It’s easy to forget that until this Saturday Australia were ranked 3rd in the world. Yeah, their form has been very up and down and they’ve taken a lot of stick over the last few months, some of it rightly so but they’ve still been top 3, beaten both Argentina and South Africa and destroyed France at home.
I can’t deny that at times they’ve looked all at sea on the pitch but lets be honest, as with their try against Argentina, when they’ve found their rhythm they’ve actually played some pretty awesome Rugby and there isn’t a team in the Northern Hemisphere that is taking them lightly ahead of the End of Year Tours.
That’s not to say there haven’t been big issues and of course it’s frustrating that the good play has been in small bursts but when it’s been on, it’s been brilliant, and I thought it’d be good to focus in on something really positive from their heartbreaking loss on Saturday to illustrate this. So I thought I’d do an Anatomy of a Try for the Phipps score.
It all looks so simple, a great break, bit of recycling and a try, but this sequence literally has everything you could hope for in it. Great back play, a phase game that absolutely dismantles the All Black transition defence and poise and calm that leads to a great team score.

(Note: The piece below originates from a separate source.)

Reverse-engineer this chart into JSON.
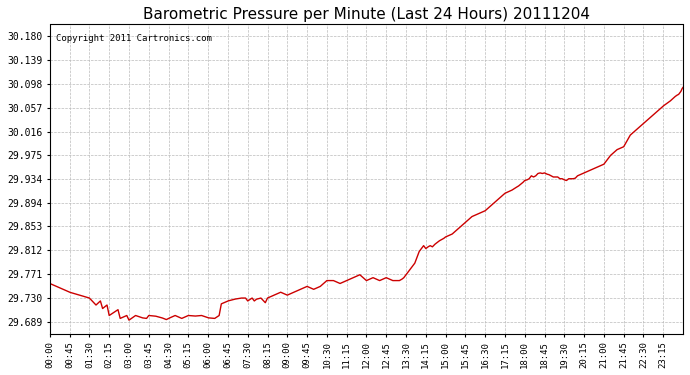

It might seem pretty ballsy to run a set play on your own 22, but you know the defence is a bit more relaxed, you know the back three will be sitting deep and, as we’ve seen all year from the All Blacks, you know they will drift.
So it’s a great call to run a slice. A slice is 12/13 switches once the ball is in play and the 10 either hits 13 short, 12 wide or 14 on the slide behind 13. It’s a move that isolates the 10, by flooding his channel. If the defence is man on you normally have the defending 12 step into help 10, leaving 13 isolated by the attacking 12 and 15, but the Wallabies know Fekitoa is inexperienced and read him perfectly as he drifts out. Lealiifano is drifting wide as he wants to pull him there. If he doesn’t come Lealiifano has the outside break, if he does then he has the cut back.
I’m a big fan of Lealiifano and i’m glad to see him back in the 12 shirt. He’s a very complete player, he tackles his weight, is an outstanding distributor and is aggressive on the carry when he has to be. He’s also deceptively quick, just watch how he eats up the yards once he’s made that break. He’s almost the complete opposite of Toomua, who I felt has looked a bit lost and unfit during the tail end of the Championship.
When we get to the other end of the pitch we see players make a couple of marginal decisions that might have gone the other way but on the whole everyone up’s the ante and makes sure they leave the All Black red zone with their prize.
Notable in all of this is the aggression in the Australian ball carrying and clearing, be it forwards or backs – Cooper clearing out McCaw and Kuridrani sorting out Read. Also noticeable is Fainga’a smashing both Whitelock and McCaw on separate occasions clearing them a good meter or two behind the ruck.
As an Englishman I can honestly say I’m not convinced any of the NH teams have the ability to play at that pace and intensity for a full 80 minutes, it was on a level I feel we’ve not seen this year in international Rugby and i think Australia can expect a reasonable return from the upcoming games.
It’s the type of rugby everyone has been wanting from the Wallabies, and it’s a great starting point for them moving towards the End of Year tests. Yeah there are issues, both on and off the field but this is a team with some genuinely world class backs, and others coming back from injury. There is a whole year to get the correct structures in place.